Thursday, April 16, 2015
YOLO COUNTY NEWS
99 CENTS

Getting closer in search for an Earth ‘twin’

By
From page A6 | December 27, 2011 |

The issue: Maybe this truly is ‘the beginning of an era’

One astronomer called it “the beginning of an era.”

SCIENTISTS AT the Harvard-Smithsonian Center have identified the smallest, most Earth-size planets yet found outside our solar system.

The discoveries were made by the Kepler space telescope, on a par with the Hubble as one of mankind’s most remarkable scientific instruments for the exploration of space. Since its launch in 2009, Kepler has found 28 planets and identified 2,326 candidate planets waiting to be confirmed.

Not only are the two most recent discoveries Earth-size, they orbit a star, Kepler-20, that is remarkably like our sun. The smaller of the two planets, Kepler20-e, is 87 percent the size of Earth; the other, Kepler20-f, is 3 percent larger. And the planets appear to be rock, rather than the inhospitable gas and liquid of larger planets.

Unfortunately, for the chances of life and habitability, the two planets are well within the Goldilocks zone and have surface temperatures of 1,400 to 700 degrees. The 20-e planet has an orbit of 6.1 days; 20-f of 19.6 days, but even it is 20 times closer to its star than the Earth is to the sun.

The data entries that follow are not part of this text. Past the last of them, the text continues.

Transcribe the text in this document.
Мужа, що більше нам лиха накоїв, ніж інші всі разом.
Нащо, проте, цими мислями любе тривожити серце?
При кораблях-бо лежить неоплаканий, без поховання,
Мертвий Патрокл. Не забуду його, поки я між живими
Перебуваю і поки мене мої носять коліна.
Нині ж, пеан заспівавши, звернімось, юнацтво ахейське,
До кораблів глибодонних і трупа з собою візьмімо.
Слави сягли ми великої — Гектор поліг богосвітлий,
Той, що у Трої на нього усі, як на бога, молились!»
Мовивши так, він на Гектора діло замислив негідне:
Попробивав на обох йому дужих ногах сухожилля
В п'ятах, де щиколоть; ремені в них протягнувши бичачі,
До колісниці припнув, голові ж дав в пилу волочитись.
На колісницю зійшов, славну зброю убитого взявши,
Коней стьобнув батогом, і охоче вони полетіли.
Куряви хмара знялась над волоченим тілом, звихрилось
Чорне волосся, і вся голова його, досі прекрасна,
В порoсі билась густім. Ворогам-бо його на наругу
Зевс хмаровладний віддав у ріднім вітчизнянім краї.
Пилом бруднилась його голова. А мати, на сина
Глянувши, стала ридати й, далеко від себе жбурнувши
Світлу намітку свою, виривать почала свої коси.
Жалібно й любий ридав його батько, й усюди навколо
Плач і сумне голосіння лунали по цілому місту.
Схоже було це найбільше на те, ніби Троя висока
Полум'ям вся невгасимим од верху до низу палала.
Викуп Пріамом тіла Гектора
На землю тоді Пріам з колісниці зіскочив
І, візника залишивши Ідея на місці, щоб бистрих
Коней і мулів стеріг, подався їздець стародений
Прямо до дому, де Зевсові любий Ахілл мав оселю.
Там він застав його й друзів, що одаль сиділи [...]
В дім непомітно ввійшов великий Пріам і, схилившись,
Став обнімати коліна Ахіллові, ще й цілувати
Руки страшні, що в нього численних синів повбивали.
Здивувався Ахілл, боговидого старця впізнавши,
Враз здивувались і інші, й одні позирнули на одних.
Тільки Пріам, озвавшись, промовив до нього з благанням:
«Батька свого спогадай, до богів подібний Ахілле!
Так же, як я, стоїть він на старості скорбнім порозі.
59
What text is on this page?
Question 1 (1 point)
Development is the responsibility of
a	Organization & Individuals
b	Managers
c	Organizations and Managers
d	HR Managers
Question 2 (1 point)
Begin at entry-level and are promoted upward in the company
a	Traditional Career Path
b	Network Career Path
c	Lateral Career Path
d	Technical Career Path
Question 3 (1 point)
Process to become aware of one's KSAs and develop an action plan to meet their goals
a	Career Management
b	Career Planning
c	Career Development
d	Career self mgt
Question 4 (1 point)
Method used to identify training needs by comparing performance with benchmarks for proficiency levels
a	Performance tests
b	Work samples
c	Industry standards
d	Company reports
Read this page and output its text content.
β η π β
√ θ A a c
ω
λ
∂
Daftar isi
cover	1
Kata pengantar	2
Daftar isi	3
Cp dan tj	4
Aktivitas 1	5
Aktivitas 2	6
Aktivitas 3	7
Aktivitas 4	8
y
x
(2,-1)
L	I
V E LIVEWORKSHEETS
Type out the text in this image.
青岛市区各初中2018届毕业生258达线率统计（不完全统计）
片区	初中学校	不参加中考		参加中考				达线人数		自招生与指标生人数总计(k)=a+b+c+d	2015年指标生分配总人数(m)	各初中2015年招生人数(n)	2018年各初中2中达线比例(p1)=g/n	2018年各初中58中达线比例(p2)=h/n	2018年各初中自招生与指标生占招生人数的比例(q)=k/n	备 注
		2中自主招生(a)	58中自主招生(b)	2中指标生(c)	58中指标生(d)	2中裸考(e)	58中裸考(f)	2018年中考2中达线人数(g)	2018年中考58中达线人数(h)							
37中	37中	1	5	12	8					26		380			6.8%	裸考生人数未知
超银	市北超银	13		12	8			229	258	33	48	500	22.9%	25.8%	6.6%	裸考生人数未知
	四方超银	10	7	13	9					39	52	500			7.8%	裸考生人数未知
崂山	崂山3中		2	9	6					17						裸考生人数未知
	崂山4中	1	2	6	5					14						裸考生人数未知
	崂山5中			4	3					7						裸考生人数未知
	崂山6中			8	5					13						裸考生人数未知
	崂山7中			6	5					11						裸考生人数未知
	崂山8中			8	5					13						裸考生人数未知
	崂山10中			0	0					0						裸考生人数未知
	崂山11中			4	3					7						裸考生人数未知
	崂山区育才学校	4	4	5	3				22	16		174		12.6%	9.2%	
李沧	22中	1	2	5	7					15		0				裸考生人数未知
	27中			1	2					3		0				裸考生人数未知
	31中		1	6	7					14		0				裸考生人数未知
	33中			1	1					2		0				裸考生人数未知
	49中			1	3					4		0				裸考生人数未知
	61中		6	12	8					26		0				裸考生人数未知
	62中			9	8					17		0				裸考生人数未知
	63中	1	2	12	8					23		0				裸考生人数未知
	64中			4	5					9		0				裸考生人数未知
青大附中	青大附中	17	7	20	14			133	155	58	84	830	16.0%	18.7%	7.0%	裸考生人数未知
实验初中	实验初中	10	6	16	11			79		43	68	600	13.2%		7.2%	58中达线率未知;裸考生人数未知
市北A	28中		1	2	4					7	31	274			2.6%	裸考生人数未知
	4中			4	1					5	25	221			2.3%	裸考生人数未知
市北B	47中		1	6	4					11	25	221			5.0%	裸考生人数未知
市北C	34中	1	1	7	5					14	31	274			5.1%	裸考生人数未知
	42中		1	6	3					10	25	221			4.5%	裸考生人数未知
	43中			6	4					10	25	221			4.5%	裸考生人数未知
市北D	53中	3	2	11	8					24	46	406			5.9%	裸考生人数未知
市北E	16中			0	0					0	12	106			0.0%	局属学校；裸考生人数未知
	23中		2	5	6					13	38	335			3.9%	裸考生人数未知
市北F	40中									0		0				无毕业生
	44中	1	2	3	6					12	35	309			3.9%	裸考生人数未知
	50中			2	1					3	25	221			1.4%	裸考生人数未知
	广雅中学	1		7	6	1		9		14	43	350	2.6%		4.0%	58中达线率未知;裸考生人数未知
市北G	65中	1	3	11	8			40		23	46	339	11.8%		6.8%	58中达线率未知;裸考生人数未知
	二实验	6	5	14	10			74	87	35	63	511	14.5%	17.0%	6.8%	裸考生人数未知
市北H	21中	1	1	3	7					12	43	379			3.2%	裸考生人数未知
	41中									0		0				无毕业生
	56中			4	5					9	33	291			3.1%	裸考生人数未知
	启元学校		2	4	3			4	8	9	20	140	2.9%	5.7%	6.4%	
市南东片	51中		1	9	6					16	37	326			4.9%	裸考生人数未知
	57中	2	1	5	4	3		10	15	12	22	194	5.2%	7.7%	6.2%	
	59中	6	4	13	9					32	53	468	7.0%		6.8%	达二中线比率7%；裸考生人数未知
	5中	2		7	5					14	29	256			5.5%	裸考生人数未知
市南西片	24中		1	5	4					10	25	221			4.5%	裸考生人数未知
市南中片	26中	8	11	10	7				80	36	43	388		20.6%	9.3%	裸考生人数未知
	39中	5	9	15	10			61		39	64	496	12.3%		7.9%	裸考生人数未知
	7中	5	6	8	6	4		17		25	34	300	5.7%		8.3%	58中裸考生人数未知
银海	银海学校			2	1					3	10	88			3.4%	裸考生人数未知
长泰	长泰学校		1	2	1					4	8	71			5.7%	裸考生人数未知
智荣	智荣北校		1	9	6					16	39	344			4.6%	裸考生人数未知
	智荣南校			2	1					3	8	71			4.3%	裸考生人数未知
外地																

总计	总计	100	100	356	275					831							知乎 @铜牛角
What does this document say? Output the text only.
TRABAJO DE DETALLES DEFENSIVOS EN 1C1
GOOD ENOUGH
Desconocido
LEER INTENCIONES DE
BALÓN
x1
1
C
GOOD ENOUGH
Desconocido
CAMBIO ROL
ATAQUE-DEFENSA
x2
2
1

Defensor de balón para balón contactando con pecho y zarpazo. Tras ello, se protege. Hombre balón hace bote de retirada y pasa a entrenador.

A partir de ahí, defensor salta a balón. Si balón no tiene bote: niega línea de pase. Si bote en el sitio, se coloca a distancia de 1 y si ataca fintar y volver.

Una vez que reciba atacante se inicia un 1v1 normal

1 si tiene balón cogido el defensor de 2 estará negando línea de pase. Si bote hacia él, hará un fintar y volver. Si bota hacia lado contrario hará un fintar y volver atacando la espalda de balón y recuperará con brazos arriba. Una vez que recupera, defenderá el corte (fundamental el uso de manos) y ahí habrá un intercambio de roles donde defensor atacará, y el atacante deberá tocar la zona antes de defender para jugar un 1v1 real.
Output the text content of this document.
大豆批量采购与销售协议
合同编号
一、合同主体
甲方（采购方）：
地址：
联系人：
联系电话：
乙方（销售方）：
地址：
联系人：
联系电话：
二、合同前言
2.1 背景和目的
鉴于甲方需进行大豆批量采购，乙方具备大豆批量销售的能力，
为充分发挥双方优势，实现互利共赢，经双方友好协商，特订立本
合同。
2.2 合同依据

Kepler-20 is 950 light years away in the direction of the constellation Lyra. Distance in space isn’t what it used to be. The spacecraft Dawn took off in 2007 and is now 1.7 billion miles away studying the asteroid Vesta even as the craft is preparing to go even deeper into space. But, still, a light year is 6 trillion miles.

FROM 1,200 B.C. when the Babylonians began systematically cataloging heavenly bodies, no one had seen, or been able to prove, the existence of an extra-solar planet — until 1996. At first we discovered mostly gas giants on the order of Jupiter, but then found planets that were smaller and smaller until earlier this month astronomers hit upon a planet with a just-right surface temperature of 72 degrees. However, at 2.4 times the size of Earth, it is likely mostly gas and liquid.

We have gone from 3,000 years to less than 30 days in the search for an Earth twin. That indicates that we are making progress and maybe this truly is “the beginning of an era.”